Brandt is credited, along with Schramm, with spurring the creation of the NFL scouting combine. The two men proposed to the NFL’s competition committee that the scouting process should be centralized, which led to the creation of the National Invitational Camp in Tampa, Florida. Two other such camps also were held in other parts of the country, and in 1985, the three camps merged into one and became known as the NFL scouting combine.
Brandt was born on March 4, 1933, in Milwaukee and attended the University of Wisconsin. His first job after college was as a baby photographer.
He got his start in the NFL with the Los Angeles Rams as a part-time scout in the 1950s, when Schramm was the team’s general manager.

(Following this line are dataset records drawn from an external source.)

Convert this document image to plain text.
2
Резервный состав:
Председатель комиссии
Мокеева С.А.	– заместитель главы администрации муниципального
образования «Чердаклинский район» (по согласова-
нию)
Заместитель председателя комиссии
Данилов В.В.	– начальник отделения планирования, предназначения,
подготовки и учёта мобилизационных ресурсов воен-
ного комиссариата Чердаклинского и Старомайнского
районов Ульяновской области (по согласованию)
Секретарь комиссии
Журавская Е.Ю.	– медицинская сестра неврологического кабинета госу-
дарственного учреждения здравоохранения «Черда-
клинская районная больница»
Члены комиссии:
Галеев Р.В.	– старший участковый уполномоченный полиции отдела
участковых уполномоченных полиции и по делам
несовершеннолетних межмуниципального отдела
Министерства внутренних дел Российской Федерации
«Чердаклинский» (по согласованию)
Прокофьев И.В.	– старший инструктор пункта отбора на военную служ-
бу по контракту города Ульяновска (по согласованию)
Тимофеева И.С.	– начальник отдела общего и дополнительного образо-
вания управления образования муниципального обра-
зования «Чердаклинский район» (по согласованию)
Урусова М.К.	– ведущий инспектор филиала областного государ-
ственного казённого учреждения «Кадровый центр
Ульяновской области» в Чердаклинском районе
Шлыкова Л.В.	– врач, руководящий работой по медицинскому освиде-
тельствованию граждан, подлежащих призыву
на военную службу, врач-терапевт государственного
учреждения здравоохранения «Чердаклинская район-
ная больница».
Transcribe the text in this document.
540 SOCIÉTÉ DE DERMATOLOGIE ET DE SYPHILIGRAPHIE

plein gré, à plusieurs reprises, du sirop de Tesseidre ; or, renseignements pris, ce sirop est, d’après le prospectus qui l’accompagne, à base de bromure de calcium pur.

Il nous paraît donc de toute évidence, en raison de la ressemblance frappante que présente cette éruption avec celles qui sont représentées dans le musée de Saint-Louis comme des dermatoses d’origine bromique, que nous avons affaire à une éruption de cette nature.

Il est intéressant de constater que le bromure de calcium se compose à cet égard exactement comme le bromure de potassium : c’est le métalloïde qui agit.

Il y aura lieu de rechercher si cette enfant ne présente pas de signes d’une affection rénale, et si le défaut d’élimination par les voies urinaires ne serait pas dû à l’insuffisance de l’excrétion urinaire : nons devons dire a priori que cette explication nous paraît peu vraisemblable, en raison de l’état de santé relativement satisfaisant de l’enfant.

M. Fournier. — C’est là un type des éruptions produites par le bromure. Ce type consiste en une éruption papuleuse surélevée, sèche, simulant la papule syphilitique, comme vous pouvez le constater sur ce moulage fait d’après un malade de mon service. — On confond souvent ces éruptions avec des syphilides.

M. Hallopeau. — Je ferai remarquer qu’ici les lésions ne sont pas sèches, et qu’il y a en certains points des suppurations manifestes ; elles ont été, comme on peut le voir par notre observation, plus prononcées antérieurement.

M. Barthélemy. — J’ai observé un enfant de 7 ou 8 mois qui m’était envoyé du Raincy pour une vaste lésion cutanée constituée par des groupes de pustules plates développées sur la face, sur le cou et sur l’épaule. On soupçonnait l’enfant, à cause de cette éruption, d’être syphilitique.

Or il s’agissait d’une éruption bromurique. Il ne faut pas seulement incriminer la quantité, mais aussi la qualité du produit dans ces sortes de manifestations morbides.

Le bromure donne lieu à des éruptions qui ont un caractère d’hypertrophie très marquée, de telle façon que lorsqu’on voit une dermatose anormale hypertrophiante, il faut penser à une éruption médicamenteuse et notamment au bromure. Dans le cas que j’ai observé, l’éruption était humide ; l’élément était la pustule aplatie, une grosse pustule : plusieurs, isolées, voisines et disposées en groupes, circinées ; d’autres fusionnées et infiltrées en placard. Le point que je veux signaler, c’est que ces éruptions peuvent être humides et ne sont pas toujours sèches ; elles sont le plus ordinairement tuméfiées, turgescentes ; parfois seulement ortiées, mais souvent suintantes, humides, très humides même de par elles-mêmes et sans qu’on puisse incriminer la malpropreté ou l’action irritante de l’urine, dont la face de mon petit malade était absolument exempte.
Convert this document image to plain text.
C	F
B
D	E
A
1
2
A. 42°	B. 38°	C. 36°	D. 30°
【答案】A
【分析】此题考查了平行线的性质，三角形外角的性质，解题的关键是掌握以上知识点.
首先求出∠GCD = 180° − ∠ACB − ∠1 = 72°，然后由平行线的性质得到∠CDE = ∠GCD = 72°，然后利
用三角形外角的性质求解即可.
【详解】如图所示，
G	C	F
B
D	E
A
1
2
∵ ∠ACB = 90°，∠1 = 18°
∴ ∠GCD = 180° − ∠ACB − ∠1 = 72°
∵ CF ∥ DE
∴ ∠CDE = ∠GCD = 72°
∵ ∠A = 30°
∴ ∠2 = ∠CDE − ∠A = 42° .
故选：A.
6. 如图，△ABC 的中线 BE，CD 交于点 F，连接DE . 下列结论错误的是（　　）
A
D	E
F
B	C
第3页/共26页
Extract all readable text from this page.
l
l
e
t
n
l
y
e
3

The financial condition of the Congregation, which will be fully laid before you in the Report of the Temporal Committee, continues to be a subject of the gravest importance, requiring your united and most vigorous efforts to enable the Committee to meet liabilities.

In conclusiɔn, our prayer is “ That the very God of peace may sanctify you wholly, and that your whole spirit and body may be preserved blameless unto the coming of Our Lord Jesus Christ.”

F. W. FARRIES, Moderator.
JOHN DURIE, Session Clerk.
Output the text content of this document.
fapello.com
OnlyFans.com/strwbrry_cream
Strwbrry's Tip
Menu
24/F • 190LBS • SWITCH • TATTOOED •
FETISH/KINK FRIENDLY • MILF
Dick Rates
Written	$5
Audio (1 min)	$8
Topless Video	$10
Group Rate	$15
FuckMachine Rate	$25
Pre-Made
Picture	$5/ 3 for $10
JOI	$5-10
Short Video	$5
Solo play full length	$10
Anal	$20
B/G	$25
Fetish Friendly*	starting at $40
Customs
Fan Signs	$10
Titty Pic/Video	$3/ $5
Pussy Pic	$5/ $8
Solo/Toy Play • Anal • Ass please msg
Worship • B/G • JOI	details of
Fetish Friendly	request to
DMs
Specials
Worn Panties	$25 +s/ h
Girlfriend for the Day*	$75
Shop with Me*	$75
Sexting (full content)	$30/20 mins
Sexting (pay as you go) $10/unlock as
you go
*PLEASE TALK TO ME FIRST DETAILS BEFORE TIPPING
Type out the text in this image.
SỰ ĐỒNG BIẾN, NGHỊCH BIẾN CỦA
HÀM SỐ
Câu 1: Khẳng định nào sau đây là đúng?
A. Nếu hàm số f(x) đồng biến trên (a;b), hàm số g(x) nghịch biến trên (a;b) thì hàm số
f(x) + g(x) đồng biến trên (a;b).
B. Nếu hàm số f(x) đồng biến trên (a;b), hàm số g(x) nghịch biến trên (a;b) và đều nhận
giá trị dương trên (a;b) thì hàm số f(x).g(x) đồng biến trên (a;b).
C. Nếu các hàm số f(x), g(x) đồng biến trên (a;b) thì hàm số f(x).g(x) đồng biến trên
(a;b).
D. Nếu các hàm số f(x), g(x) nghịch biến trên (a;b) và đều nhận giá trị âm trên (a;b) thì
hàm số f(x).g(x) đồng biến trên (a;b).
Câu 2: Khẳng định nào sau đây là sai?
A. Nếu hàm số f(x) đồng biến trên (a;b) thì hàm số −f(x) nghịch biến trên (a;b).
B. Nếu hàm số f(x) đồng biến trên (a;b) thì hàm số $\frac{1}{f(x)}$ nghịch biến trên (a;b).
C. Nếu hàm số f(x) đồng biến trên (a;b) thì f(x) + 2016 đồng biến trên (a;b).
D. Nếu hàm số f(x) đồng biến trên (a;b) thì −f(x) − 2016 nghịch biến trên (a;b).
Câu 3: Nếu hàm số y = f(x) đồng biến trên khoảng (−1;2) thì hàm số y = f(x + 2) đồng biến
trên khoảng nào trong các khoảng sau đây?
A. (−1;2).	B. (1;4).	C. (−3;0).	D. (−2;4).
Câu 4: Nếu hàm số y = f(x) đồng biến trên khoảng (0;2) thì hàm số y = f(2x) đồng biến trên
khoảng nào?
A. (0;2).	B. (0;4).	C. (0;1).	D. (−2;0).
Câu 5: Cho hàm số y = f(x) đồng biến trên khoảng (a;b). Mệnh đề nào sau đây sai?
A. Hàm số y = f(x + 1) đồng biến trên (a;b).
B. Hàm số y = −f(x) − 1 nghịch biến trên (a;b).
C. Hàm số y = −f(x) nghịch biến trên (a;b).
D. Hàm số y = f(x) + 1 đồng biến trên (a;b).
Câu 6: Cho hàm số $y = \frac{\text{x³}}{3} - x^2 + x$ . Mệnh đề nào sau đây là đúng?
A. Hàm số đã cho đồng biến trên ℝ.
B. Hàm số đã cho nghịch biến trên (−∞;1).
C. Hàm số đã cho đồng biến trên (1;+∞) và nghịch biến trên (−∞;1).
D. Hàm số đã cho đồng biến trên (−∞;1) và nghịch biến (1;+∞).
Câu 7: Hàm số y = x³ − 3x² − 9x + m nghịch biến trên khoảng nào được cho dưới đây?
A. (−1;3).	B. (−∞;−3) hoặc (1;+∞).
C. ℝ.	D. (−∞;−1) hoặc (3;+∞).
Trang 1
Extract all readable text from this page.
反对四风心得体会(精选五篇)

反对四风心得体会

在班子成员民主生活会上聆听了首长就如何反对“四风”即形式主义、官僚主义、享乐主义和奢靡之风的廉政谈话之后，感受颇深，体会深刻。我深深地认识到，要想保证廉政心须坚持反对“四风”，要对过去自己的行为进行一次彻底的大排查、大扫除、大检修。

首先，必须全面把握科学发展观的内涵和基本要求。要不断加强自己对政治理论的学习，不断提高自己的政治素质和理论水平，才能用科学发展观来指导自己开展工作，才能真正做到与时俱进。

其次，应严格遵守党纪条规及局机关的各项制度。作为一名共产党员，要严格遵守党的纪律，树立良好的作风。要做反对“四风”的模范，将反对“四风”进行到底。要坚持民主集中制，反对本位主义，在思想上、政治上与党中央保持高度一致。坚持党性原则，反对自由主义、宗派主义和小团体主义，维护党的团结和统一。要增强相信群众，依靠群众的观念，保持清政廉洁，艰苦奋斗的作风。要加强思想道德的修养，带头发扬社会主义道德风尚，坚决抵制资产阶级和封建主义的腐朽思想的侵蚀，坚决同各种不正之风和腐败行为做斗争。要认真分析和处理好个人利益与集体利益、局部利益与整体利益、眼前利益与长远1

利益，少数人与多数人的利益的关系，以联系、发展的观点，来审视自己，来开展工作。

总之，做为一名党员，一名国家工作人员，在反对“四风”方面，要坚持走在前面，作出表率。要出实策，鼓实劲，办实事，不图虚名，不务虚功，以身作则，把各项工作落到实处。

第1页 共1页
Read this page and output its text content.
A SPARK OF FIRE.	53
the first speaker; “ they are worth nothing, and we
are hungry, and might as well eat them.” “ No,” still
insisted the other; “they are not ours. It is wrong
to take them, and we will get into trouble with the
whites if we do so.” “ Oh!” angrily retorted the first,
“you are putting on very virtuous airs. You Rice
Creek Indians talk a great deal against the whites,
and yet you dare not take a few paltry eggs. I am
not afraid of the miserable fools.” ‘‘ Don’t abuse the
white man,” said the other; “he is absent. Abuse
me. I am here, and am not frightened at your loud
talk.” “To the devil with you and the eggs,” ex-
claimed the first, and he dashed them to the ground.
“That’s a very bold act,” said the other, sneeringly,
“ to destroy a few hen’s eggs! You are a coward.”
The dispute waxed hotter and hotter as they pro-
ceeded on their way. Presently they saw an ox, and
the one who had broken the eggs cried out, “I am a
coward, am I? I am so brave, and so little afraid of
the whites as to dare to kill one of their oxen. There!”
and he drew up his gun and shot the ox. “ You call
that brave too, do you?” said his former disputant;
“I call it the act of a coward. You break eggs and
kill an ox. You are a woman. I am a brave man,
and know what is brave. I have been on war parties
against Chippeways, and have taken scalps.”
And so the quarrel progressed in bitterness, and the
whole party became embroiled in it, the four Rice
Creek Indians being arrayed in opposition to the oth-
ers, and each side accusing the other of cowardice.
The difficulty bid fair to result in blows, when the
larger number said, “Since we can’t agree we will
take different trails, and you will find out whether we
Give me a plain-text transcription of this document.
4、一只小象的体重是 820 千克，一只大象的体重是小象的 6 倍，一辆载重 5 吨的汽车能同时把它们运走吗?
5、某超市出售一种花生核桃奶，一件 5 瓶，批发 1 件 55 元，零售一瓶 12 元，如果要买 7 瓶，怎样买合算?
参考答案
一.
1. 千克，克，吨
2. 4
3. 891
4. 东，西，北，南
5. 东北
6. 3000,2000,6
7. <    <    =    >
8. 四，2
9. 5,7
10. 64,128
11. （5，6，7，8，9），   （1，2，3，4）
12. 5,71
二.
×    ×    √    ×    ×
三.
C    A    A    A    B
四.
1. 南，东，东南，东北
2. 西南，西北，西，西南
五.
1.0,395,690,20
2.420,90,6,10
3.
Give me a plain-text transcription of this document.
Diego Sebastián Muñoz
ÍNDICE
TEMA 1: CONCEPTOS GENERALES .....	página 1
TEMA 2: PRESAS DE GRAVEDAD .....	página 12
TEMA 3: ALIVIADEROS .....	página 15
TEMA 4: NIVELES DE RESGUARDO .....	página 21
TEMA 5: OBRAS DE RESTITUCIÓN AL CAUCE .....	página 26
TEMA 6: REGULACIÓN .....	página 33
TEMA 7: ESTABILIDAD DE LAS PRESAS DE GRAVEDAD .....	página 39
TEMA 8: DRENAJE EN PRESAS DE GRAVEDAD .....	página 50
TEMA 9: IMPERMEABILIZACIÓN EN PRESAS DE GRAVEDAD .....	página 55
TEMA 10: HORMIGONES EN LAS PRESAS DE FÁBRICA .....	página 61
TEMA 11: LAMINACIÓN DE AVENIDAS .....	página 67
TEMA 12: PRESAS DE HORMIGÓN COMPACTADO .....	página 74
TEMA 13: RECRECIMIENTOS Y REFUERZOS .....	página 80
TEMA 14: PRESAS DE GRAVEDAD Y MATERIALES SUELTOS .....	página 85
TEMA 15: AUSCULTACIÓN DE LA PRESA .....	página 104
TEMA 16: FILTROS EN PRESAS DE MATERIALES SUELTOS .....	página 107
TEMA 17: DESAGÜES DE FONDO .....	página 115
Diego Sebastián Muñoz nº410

Brandt also wrote for NFL.com as a player analyst and historian and was a regular contributor for SiriusXM NFL Radio.
“Gil was as good a storyteller as it gets, with a memory as sharp as a tack. His dedication to, and passion for, this game left a lasting impact on generations of Hall of Fame players and coaches. There are very few people that have been able to have the kind of generational impact that he did. Gil was as dedicated to growing this league and sport as anyone ever was, and we are all grateful and better for it,” Jones said in his statement Thursday.
“Our hearts go out to Gil’s wife, Sara, his son Hunter and all of Gil’s family and friends.”